On the morning after the King Soopers shooting, police released the names of the 10 people who had been killed. One was Teri Leiker, an always-smiling 51-year-old woman who had bagged Rudy’s groceries for years. “I always looked for her and got in her line if I could,” Rudy said. “I knew she would brighten my day.” Rudy was assigned to work with the family of another shooting victim, but she declined to speak with The Trace in detail about them because their family has chosen not to interact with the media. But Rudy said that, in many ways, supporting victims after a mass shooting is just like supporting victims of any other tragedy. She makes sure they are not alone, she helps them contact loved ones, and guides them through the logistics.
But this tragedy was also different in some ways. It felt particularly huge and sudden, for one, and it was impossible for the families to grieve privately. Media from around the country descended on the town, knocking on doors and asking to hear stories about the victims from families, friends, and neighbors. And unlike her work at Columbine, where the grief was large-scale but removed from her own life, this event was in her own community, affecting people she knew.
“I am used to the pain of a family, but this is magnified so many times,” she said. “And this felt different. These were my friends.”
Townley, the Boulder victim services coordinator, said the shooting was hard for many of her volunteers. In such a tight-knit community, in some respects they were all victims, experiencing vicarious trauma.
The hardest day for Rudy was when police released the victims’ bodies and property to their next of kin. Rudy received two bags wrapped in evidence scene tape to return to the family she was working with. She knew that seeing personal items that belonged to someone who died often opens floodgates of grief for the people left behind. The woman’s cell phone was in the bag, and her car keys. There would be recent photos, and probably texts sent to her by people fearing the worst. When Rudy got to the woman’s home, she left the bags in her car. She wanted to give the family a moment to prepare.
She called again weeks later on Mother’s Day, which she knew would be a hard day for the woman’s children. In the months to come, she will continue to text them to check in, and deliver letters and cards when they are sent to the Police Department. “Not a day passes when I don’t think about them,” Rudy said.
In the first days after the shooting, Rudy held her own grief in.
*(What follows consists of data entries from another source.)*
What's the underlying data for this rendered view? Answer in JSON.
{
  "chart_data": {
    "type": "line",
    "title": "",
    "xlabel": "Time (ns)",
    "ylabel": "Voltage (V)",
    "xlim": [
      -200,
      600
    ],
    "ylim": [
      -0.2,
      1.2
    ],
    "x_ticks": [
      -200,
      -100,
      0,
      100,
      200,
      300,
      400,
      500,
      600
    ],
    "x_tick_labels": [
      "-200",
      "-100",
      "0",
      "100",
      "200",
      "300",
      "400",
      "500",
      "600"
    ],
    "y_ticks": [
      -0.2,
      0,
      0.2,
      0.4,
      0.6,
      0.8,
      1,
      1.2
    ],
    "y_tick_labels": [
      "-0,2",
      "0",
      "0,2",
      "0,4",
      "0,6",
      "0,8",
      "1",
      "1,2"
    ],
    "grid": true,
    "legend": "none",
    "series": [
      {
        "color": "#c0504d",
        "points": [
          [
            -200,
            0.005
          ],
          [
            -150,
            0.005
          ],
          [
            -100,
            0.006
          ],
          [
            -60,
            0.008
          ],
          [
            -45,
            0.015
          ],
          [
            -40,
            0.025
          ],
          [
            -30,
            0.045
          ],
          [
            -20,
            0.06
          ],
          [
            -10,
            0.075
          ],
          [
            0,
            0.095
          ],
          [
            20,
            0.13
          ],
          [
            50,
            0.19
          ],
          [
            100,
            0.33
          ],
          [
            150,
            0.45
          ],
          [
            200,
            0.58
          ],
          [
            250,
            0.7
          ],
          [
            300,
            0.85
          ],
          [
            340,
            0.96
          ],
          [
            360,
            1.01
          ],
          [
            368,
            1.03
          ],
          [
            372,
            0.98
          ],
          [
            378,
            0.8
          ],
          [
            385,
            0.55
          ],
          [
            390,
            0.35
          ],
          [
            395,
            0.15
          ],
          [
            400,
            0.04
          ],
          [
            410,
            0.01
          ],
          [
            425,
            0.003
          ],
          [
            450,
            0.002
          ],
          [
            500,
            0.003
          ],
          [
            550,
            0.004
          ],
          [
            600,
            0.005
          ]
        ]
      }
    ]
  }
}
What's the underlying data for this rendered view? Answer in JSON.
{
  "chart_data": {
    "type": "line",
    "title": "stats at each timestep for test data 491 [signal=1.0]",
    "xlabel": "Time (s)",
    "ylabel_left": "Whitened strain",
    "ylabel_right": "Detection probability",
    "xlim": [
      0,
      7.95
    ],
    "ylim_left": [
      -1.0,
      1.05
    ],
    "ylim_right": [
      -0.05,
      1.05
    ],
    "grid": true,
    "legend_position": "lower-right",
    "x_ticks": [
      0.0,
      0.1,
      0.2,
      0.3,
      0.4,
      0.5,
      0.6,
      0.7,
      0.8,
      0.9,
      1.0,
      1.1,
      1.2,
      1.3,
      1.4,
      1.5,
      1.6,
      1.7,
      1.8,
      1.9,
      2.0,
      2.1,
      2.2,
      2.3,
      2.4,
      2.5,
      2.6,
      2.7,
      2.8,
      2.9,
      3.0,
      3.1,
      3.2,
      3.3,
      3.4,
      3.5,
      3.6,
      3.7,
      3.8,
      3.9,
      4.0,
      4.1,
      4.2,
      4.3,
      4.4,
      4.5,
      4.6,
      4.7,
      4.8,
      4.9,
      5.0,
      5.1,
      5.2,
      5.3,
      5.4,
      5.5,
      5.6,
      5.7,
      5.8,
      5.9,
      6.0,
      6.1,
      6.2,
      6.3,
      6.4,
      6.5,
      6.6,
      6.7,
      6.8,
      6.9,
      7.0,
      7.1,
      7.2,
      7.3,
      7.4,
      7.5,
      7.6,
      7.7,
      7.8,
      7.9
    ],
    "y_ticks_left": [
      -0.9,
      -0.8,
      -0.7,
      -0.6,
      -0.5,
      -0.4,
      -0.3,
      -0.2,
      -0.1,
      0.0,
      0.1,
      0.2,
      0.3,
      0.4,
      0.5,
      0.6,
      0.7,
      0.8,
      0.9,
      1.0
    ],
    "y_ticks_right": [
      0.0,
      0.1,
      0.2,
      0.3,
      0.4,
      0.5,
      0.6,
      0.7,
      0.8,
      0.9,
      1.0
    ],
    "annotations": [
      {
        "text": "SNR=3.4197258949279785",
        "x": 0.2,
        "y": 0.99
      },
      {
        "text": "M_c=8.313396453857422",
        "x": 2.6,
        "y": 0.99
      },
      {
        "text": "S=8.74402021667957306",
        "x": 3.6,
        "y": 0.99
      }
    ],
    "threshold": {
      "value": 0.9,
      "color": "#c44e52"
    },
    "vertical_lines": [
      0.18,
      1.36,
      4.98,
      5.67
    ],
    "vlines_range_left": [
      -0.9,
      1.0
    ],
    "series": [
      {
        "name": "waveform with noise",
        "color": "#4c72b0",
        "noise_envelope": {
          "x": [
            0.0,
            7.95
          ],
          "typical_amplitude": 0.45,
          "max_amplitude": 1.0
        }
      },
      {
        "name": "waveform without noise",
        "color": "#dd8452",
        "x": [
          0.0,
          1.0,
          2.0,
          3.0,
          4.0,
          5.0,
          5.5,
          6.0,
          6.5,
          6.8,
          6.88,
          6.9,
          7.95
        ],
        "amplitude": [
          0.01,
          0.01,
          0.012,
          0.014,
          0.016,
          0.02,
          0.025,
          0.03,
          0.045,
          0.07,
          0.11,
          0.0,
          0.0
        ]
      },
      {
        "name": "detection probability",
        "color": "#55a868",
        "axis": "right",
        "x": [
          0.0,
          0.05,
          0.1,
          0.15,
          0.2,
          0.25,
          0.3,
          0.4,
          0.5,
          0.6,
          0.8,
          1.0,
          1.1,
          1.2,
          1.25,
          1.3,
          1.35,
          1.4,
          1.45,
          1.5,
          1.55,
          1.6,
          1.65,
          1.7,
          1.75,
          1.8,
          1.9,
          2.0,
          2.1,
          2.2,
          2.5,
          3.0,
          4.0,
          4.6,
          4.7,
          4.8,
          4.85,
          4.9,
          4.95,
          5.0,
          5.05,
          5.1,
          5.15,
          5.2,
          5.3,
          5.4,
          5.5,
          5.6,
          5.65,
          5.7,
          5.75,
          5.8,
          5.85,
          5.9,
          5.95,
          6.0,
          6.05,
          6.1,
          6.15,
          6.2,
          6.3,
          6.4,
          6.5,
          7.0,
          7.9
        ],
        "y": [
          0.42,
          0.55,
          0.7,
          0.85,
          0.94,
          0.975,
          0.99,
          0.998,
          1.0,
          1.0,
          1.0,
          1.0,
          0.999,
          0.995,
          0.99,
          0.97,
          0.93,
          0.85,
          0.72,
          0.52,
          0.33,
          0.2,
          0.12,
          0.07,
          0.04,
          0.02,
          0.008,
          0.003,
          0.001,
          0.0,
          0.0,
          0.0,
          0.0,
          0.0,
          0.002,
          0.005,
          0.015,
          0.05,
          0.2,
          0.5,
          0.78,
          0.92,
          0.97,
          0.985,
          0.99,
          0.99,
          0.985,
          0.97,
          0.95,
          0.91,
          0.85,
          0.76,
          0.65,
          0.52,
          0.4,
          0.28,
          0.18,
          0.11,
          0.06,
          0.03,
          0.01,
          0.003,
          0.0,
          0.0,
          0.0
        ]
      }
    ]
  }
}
She hadn’t known the victims well, after all, and she wanted to be strong for the people who had. Then one day, she opened her refrigerator and realized she needed groceries. She drove to a different Kings Soopers across town. As she pushed her cart down the aisles, none of the food was where she expected it to be. She kept telling herself, “You’re OK. You’re OK.” She couldn’t find the chicken thighs where they would have been at the other store, so she went to the butcher counter. “I started to ask the question, and I just started sobbing,” she said. “I must not have been the first one to do that because he just said, ‘That’s OK,’ and told me where to go.”
Still, she plans to be the first one at the door when her old market reopens later this year. “I just want to tell them I’m sorry and thank you,” she said. “I know it will never be the same again. But I want it to be.”